Quelle « réforme » ?
Aujourd’hui comme on le sait, ce sénat est devenu un repaire corrompu des p’tis amis des régimes successifs. La question se pose alors sur la viabilité et la nécessité de cette institution archaïque. Harper et les forces réactionnaires qu’il représente sont en faveur d’une « réforme ». C’est présenté comme un changement « démocratique » : les sénateurs seraient élus, comme les membres de la Chambre des Communes, selon un système de représentation qui reste à déterminer et qui refléterait la démographie. En pratique, le pourcentage des sénateurs du Québec serait appelé à diminuer, même si, pour sauver la face, on pourrait déterminer un nombre plancher, pour donner l’impression qu’on se soucie encore (mais moins) de la représentation du Québec au Parlement du Canada (c’est ce qui est arrivé avec la Chambre des communes où plusieurs nouveaux sièges ont été créés pour l’Ouest et l’Ontario, et très peu pour le Québec).
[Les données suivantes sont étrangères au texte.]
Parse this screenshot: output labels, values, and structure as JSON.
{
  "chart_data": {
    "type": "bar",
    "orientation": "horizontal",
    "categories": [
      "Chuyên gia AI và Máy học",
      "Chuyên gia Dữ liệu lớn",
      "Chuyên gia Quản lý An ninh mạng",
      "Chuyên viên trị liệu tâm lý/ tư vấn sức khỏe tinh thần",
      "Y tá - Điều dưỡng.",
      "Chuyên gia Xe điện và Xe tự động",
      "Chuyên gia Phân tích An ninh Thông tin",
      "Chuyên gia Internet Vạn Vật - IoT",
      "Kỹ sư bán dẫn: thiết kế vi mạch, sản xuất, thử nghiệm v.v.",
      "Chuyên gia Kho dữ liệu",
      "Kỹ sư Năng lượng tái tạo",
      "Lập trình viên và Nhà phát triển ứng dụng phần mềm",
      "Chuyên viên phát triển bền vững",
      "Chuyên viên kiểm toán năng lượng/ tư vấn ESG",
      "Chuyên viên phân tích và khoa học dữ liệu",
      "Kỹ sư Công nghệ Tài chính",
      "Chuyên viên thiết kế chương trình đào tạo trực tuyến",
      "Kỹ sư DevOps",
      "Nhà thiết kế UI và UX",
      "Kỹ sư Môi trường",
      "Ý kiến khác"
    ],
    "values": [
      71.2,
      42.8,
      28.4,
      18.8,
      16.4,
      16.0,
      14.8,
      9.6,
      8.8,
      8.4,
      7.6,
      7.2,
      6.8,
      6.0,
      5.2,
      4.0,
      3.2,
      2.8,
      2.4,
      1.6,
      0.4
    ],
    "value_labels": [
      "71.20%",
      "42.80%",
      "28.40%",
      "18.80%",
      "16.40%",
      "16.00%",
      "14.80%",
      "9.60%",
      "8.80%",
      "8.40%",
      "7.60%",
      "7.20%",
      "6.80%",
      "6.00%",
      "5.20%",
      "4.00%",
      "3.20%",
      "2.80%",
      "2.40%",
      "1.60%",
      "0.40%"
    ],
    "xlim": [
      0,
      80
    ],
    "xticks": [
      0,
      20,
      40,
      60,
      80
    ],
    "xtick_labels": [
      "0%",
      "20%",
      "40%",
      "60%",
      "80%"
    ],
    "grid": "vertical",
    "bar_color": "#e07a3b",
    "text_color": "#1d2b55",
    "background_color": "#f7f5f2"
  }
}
Pour les conservateurs, ce changement « démocratique » ferait sauter le deuxième verrou pensé au début de la Confédération pour « apaiser » le Québec.
Nouvelle configuration des forces
Cette ambition de marginaliser le Québec n’est pas facile à opérer, car elle implique un large consensus au Canada dit anglais, et très probablement des amendements à la constitution, ce qui veut dire des négociations ardues. C’est à cause de ces obstacles que les gouvernements antérieurs ont hésité à aller dans cette « réforme ». Aujourd’hui cependant, la configuration des forces a changé au Canada. Harper est fort d’un bloc social ancré dans l’ouest et dans une certaine mesure, en Ontario, où se concentrent l’accumulation du capital et la croissance démographique qui laisse le Québec derrière. Aux yeux de plusieurs, le Québec devient peu à peu une sorte de gros Nouveau-Brunswick, ce qui est alimenté par les médias et leur constant « Quebec bashing ». Bien sûr dans la réalité, le Québec n’est pas une province maritime de plus, ni par son poids démographique, ni par son histoire, ni même par son économie. Mais la perception a de l’importance sur l’échiquier politique. Cette faiblesse québécoise est décuplée du fait du long déclin du PQ, accompagnée de l’alliance permanente et solide entre les élites québécoises et les partis de droite fédéralistes, principalement le PLQ. On aurait beau matraquer le Québec et réduire son influence à Ottawa, on ne voit pas, du moins à court terme, qui va s’opposer à cela. Sur le moyen et le long terme, c’est une autre chose, mais pour Harper, cela compte peu.
La stratégie de Harper
Harper a donc potentiellement un « beau » projet dans les mains avec une éventuelle « réforme » du sénat, qui renforcerait son pouvoir et consoliderait sa base électorale. Ce ne sera certes pas l’opposition qui va se manifester au Québec (même les larbins du Parti libéral du Québec vont chialer) qui va l’intimider. Certes, il se pourrait que cela ranime un peu la flamme souverainiste et donc le PQ et le Bloc Québécois. Même là, cela peut être utilisé par Harper. De facto, la remontée du Bloc Québécois pourrait encore plus éparpiller le vote au Québec avec les deux autres partis d’opposition (PLC et NPD) et peut-être même, qui sait ? empêcher Justin Trudeau de rafler la mise et/ou encore, de renvoyer le NPD dans son éternel rôle de tiers-parti. Autre avantage, Harper deviendrait encore plus aux yeux de l’opinion canadienne manipulée par les médias le « rempart » contre la « menace séparatiste ». Cela est machiavélique, mais c’est à la hauteur d’Harper, un champion dans son domaine, et donc un redoutable adversaire pour les éléments progressistes du Québec et du Canada.